We finally made the decision to homeschool after leaving a Montessori program that we loved in favor of our public school system and then, at the last minute, deciding that we didn't want what the public schools were offering. Homeschooling is something that I've been toying around with for a while, but now that it's here, I'm feeling overwhelmed by my choices of things to do. And my son is only FOUR (will be five in January). I need someone to talk me down! :)
Basically, we decided against the public school system because (a) if you get a pre-K slot (it's a lottery system), it is a full day and we felt like that is too much for our son (he's never done well out of the house for that long when he was in daycare and didn't even love being away for 1/2 day at Montessori school); and (b) the public schools around us are not offering what I consider to be a well-rounded education (more so as he gets older) - there is a strong focus on reading, writing, and math (good), but less on science (the background of both my husband and myself), music and art, very little outdoor time, very little "free" time, and no foreign language instruction. Basically, the curriculum seems lopsided. I understand why it's like that (we are in a city and the public schools have to educate a really broad spectrum of kids, so they want to focus on what is absolutely the most important), but it's just not what I want for my little guy. Sooooo... we're homeschooling... for now, at least.

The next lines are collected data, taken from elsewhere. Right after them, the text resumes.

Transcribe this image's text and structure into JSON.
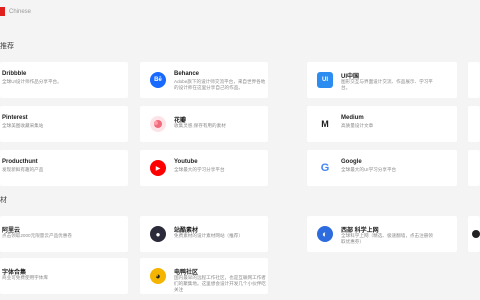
{
  "header": {
    "language_label": "Chinese",
    "flag_color": "#e0201c"
  },
  "sections": [
    {
      "title": "推荐"
    },
    {
      "title": "材"
    }
  ],
  "cards": [
    {
      "name": "Dribbble",
      "desc": "全球UI设计师作品分享平台。",
      "icon": "dribbble-logo-icon",
      "icon_color": "#ea4c89"
    },
    {
      "name": "Behance",
      "desc": "Adobe旗下的设计师交流平台，来自世界各地的设计师在这里分享自己的作品。",
      "icon": "behance-logo-icon",
      "icon_color": "#1769ff",
      "icon_text": "Bē"
    },
    {
      "name": "UI中国",
      "desc": "图形交互与界面设计交流、作品展示、学习平台。",
      "icon": "uichina-logo-icon",
      "icon_color": "#2d8cf0",
      "icon_text": "UI"
    },
    {
      "name": "Pinterest",
      "desc": "全球美图收藏采集站",
      "icon": "pinterest-logo-icon",
      "icon_color": "#e60023"
    },
    {
      "name": "花瓣",
      "desc": "收集灵感,保存有用的素材",
      "icon": "huaban-logo-icon",
      "icon_color": "#f06a7c"
    },
    {
      "name": "Medium",
      "desc": "高质量设计文章",
      "icon": "medium-logo-icon",
      "icon_color": "#1f1f1f",
      "icon_text": "M"
    },
    {
      "name": "Producthunt",
      "desc": "发现新鲜有趣的产品",
      "icon": "producthunt-logo-icon",
      "icon_color": "#da552f"
    },
    {
      "name": "Youtube",
      "desc": "全球最大的学习分享平台",
      "icon": "youtube-logo-icon",
      "icon_color": "#ff0000",
      "icon_text": "▶"
    },
    {
      "name": "Google",
      "desc": "全球最大的UI学习分享平台",
      "icon": "google-logo-icon",
      "icon_color": "#4285f4",
      "icon_text": "G"
    },
    {
      "name": "阿里云",
      "desc": "点击领取2000元限量云产品优惠卷",
      "icon": "aliyun-logo-icon",
      "icon_color": "#ff6a00"
    },
    {
      "name": "站酷素材",
      "desc": "免费素材的设计素材网站（推荐）",
      "icon": "zcool-sucai-logo-icon",
      "icon_color": "#2a2a3a",
      "icon_text": "●"
    },
    {
      "name": "西部 科学上网",
      "desc": "全球科学上网（精选、极速翻墙，点击注册领取优惠券）",
      "icon": "xibu-vpn-logo-icon",
      "icon_color": "#2d6cdf",
      "icon_text": "◐"
    },
    {
      "name": "字体合集",
      "desc": "商业可免费使用字体库",
      "icon": "font-collection-icon",
      "icon_color": "#444"
    },
    {
      "name": "电鸭社区",
      "desc": "国内最早的远程工作社区，也是互联网工作者们的聚集地。这里想会设计开发几个小伙伴吃关注",
      "icon": "eleduck-logo-icon",
      "icon_color": "#f5b400",
      "icon_text": "◕"
    }
  ]
}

Now onto my issues :) I'm naturally drawn to a Waldorf-type education: respect childhood, lots of outdoor play, heavy emphasis on nature, nurturing the soul. That all really appeals to me. But there are some things that turn me off. First, I get this sense that it's almost an unattainable level of perfection (zero screen time, all wood toys, no action figures, etc.) that does not really jive with the reality of our lives. Even if we could create such an environment at our home, we are very close to family and friends who do not/cannot/will not create the same environment at their homes. And I don't want them to.
And related to that, Waldorf has this sort of doctrinal way of doing everything. E.g., they don't just encourage painting, it has to be wet-on-wet painting; not just drawing/coloring, but using block beeswax crayons. All of these things require us to buy extra *stuff*. It's all lovely stuff, but it's still more stuff. Can't we just use what we have?
Second, although I like the emphasis on arts/crafts, I am not naturally very artistically inclined. So... I'm feeling a little bit of anxiety about what to do with that. I really really would like my son to be exposed to fine arts, but it is definitely my weakest area.
So then I think, maybe we (I) should just scrap this "pure Waldorf" thing and do the best I can. But I would like *some* guidelines of stuff to do. So then I'm looking at Ambelside Online and Little Acorn and Letter of the Week and Sonlight and Calvert and Oak Meadow, and on and on and on. And I'm realizing OHMYGOD these all have things that I like and where do I start and AAAK. (BTW, I'm Catholic, but not really that religious, so although I like the idea of Sonlight's literature-based curriculum, I'm not wild about the whole God thing. And I'm realizing I don't even know which of the others are religious at all! Geeze. Talk about starting from zero!)
And now I'm back where I started. I'm overwhelmed. In some ways, I think this would be easier if my son was older and I just had "stuff" to "teach." (I'm definitely not inclined towards unschooling as my kids get older.) Now I have no plan, no goals and I'm not sure that I even need any plans or goals, but I'm feeling like I'm floundering without them.
Thanks for reading my novel. Have any of you had these feelings? What are you doing? Will this all get better as we start the year? How will I/can I/should I choose a curriculum/decide what to do? Any words of wisdom for the new girl?